Dunaway will go solo, at least for now, as host of a morning
block that will be trimmed back by an hour, ending at 9 AM to
allow Jim Vicevich to start his talk show an hour earlier. In
the afternoons, McEnroe's show will be replaced by a news block
anchored by Bill Pearse and Aaron Kupec.
Smith has other irons in the fire to keep her busy - she hosts
several programs, including the new "Connecticut on the
Road," for Connecticut Public TV - and McEnroe still has
his column in the Courant, where he weighed
in yesterday on what losing the show means to him, and, obliquely,
on some of the points we've been rambling on about, especially
the idea that the blame for the split between so many AM stations
and the people who should be listening falls as much on the stations
themselves as anything else.
But don't believe us - go read
it for yourself, and then read the comments
that have been flowing in on the Courant's several articles about
the WTIC cutbacks, and then consider that on top of the rest
of this mess, WTIC morning man Ray Dunaway is now doing Saturdays
as well, because an earlier WTIC cutback axed the weekend show
the Courant's Stan Simpson was doing, and then ask: if
you were running a radio station - not just a profit-and-loss
statement but a radio station, like the one WTIC was for
all those decades under Travelers Insurance and even Arnold Chase
- would you want to set off the state's major newspaper like
that?
*Meanwhile in Danbury, "Mr. Morning" starts the
year on a new station. After almost 20 years at Berkshire Broadcasting's
WDAQ (98.3), Bill Trotta has moved over to Cumulus' WDBY (105.5
Patterson NY), where he'll start next Monday. Trotta replaces
Terry Simmons, who was also WDBY's PD; he's moved south to WJLQ
in Pensacola, Florida. Meanwile at 98Q, Zach Dillon, the PD and
afternoon guy, is filling in on mornings while the station looks
for a replacement for Trotta.
Did you miss it while you
were vacationing last week? Catch up on a whole year's worth
of radio and TV happenings across the Great Northeast, plus a
particularly spirited (if we do say so ourselves) Year-End Rant,
all on one handy page that will help you remember a year many
of us would probably just as soon forget.

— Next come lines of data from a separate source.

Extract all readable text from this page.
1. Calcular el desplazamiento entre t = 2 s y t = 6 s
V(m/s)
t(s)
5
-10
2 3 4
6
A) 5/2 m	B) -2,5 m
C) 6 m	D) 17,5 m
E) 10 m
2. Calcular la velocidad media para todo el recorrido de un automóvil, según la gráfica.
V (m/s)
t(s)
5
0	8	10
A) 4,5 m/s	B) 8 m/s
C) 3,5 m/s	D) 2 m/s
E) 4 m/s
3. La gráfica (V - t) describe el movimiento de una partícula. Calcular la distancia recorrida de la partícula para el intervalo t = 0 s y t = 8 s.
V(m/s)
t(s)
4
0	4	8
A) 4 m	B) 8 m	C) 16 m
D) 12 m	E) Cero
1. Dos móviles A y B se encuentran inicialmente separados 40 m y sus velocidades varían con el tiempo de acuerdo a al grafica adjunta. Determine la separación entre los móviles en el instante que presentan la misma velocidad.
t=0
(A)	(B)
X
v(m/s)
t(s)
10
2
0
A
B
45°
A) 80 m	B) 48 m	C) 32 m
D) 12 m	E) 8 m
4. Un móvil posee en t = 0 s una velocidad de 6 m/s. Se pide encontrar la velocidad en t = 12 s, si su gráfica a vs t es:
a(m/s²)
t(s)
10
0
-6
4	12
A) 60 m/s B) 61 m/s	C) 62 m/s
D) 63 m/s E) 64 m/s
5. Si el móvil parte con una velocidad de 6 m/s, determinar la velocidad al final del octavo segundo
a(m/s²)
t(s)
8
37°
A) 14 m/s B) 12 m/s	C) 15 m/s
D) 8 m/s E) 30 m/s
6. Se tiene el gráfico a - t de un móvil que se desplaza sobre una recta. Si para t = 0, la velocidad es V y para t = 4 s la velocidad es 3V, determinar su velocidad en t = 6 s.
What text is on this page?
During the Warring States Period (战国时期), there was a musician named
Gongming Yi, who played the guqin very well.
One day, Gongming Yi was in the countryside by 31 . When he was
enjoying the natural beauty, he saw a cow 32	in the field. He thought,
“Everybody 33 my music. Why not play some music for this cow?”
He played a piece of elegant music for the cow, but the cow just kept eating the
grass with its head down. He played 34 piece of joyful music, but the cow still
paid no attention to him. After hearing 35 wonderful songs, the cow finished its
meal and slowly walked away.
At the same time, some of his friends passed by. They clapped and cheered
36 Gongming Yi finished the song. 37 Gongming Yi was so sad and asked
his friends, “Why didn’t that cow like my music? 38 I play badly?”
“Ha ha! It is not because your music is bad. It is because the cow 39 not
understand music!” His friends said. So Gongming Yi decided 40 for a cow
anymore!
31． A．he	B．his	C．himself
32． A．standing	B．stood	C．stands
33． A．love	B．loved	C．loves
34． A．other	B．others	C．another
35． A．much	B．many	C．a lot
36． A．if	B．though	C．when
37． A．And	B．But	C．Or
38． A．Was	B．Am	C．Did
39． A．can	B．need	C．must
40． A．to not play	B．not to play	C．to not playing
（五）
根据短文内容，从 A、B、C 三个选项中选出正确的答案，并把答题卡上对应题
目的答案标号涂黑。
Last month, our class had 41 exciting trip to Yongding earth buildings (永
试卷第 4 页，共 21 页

Just click on the banner above
to visit's NERW's 13th annual Year in Review, brought to you
this year by these nice folks:
|
*After the turmoil that marked so much of
the latter half of 2008, it was a mercifully quiet start for
2009 here in NEW YORK, rung in here with some familiar
voices and faces - Dick Clark, still recovering from his devastating
stroke but in very good spirits on ABC, and Famous Amos on the
streaming audio from New York's WCBS-FM.
Up the
Thruway in Amsterdam, Ken Roser is trading talk for music at
WVTL (1570 Amsterdam), where Christmas tunes gave way to a standards/soft
AC format (they're calling it "beautiful music") similar
to his WADR (1480 Remsen)/WUTQ (1550 Utica) an hour to the west.
WVTL's local shows, Bob Cudmore in morning drive and "Valley
Talk with Mike Mancini & Sam Zurlo," from 9-10 AM, remain
in place on weekdays.
Speaking of Utica, WOUR (96.9) afternoon jock Paul Szmal has
moved to Chicago to work with live-entertainment promoter Feld
Entertainment, reports CNYRadio.com,
moving "Genesee Joe"'s shift into Szmal's former timeslot
and shifting weekender CJ into the night gig.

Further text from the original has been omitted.